DBS-PREDICT differentiated between strong and weak motor responders with an AUC of 0.76 (Fig. 4, left panel). The default threshold, accepting every probability above 0.50 [32], led to an accuracy of 0.77 (248 correct predictions out of 322, Fig. 4 middle panel). The numbers in the confusion matrix led to a sensitivity of 0.29 (predicted 24 out of 83 true weak responders correctly), a specificity of 0.94 (predicted 224 out of 239 true strong responders correctly), a PPV of 0.62 (out of 39 weak predictions, 24 were correct), and an NPV of 0.79 (out of 283 strong predictions, 224 were correct) (Table 1). The threshold based on the development cohort’s optimum 0.24 [23, 31] led to an accuracy of 0.73 (236 correct predictions out of 322, Fig. 4, right panel). This threshold led to a sensitivity of 0.58 (predicted 48 out of 83 true weak responders correctly), a specificity of 0.79 (predicted 188 out of 239 true strong responders correctly), a PPV of 0.49 (out of 99 weak predictions, 48 were correct), and an NPV of 0.84 (out of 223 strong predictions, 188 were correct) (Table 1).
Discussion
We demonstrated the feasibility and generalizability of the preregistered DBS-PREDICT model in a retrospective multicenter validation cohort which is representative for the global STN DBS population. Our results are an important next step toward impactful clinical decision support systems (CDSSs) for DBS care. They underline the potential of preoperative individual motor response prediction as a method to improve STN DBS motor outcome [21, 22]. In general, the translation from a potent machine learning prediction model into a CDSS with clinical impact is notoriously complex and faces several inherent challenges [35, 36]. Therefore, our findings and considerations are valuable for DBS CDSS development regardless of input variables or DBS indication.
Clinical impact of a CDSS is defined as the change in patient care resulting from its implementation [24] and depends on the following 3 factors: (1) the generalizability of the model to external patient populations and centers [24, 25], (2) the quality and understandability of numeric predictive results of a model [24], and (3) the presence of a well-considered, clinically realistic utilization, including the socioeconomic impact of the utilization [37]. We will discuss how our results contribute to points 1 and 2, which limitations should be considered, and how this work paves the way for investigating point 3 [25].

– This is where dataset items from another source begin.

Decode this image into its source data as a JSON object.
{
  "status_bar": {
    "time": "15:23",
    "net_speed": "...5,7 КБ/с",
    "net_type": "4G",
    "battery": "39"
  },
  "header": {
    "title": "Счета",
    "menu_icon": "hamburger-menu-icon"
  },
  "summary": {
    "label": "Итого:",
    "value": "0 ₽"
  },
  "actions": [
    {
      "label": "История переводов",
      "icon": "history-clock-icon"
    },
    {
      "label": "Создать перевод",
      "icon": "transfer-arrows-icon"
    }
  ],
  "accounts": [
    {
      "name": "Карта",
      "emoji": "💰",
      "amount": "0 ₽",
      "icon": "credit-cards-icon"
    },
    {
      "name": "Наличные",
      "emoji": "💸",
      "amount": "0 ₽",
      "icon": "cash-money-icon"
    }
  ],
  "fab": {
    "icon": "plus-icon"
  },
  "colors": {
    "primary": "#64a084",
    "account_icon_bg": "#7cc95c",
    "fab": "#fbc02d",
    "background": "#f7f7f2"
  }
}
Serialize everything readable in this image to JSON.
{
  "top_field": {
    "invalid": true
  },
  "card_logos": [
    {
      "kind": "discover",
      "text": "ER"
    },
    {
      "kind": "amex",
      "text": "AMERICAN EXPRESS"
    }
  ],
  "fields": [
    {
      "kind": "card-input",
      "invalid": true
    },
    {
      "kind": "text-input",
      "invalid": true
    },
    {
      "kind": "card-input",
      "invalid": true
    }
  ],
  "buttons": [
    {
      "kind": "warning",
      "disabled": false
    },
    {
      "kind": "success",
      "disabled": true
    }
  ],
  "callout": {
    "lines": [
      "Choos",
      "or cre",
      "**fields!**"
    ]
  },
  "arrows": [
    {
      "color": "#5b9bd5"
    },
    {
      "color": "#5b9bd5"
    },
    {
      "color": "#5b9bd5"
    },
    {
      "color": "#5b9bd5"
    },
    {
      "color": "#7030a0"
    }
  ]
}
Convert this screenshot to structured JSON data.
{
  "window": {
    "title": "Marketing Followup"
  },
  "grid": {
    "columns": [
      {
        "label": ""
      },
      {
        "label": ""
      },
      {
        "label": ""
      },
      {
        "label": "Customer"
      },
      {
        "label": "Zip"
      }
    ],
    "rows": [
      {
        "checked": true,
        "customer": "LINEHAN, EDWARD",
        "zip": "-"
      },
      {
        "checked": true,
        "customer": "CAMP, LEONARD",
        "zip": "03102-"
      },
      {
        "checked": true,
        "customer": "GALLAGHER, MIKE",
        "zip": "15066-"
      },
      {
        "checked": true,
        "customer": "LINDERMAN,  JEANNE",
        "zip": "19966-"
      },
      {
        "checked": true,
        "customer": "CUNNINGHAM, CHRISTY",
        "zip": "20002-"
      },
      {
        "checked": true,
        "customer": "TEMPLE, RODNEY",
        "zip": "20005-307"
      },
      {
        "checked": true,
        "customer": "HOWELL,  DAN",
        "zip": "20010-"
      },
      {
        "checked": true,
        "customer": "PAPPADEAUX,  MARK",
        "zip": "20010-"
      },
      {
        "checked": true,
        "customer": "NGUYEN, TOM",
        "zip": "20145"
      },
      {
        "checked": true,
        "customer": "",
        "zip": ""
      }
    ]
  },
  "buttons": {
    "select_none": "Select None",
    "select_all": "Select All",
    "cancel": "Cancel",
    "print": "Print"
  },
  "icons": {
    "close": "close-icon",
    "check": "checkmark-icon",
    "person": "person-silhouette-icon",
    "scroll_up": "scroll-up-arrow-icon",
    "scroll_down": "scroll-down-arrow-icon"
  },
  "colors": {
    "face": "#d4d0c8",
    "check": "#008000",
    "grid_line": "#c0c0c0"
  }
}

Model Generalizability and Usability
Generalizability of the preregistered DBS-PREDICT model was demonstrated by the high accuracy and AUC score in the global external validation cohort. The descriptive variables of this cohort including the proportion of weak responders (26%) were comparable with and representative for global STN DBS populations (online suppl. Table 1) [4-7]. The development and validation cohorts showed high similarity regarding descriptive variables, and the described differences in preoperative characteristics were interpreted as not troublesome (online suppl. Table 1). The most relevant difference between the 2 cohorts was the higher preoperative UPDRS III scores in the development cohort together with the lower amount of LEDD (online suppl. Table 1). This could be explained by a more conservative pharmacological strategy in the development cohort compared to the validation cohort.
To ensure generalizability and usability among different DBS centers, DBS-PREDICT is deliberately founded on preoperative, clinical variables which do not require specific radiologic or neurophysiological features. It is beyond doubt that perioperative and postoperative, surgical, radiological, and neurophysiological variables influence a patient’s motor response. DBS-PREDICT aims nonetheless to provide a numeric support about expected motor response during preoperative counseling, within the possibilities of this conceptual limitation. Also, more detailed clinical variables such as UPDRS subscores instead of sum scores have the theoretical potential to improve individualization of the prediction model. In a retrospective setting, it is difficult to include large enough populations including similar detailed scores. Therefore, we suggest preregistered, prospective data collection to investigate the additional value of detailed clinical variables.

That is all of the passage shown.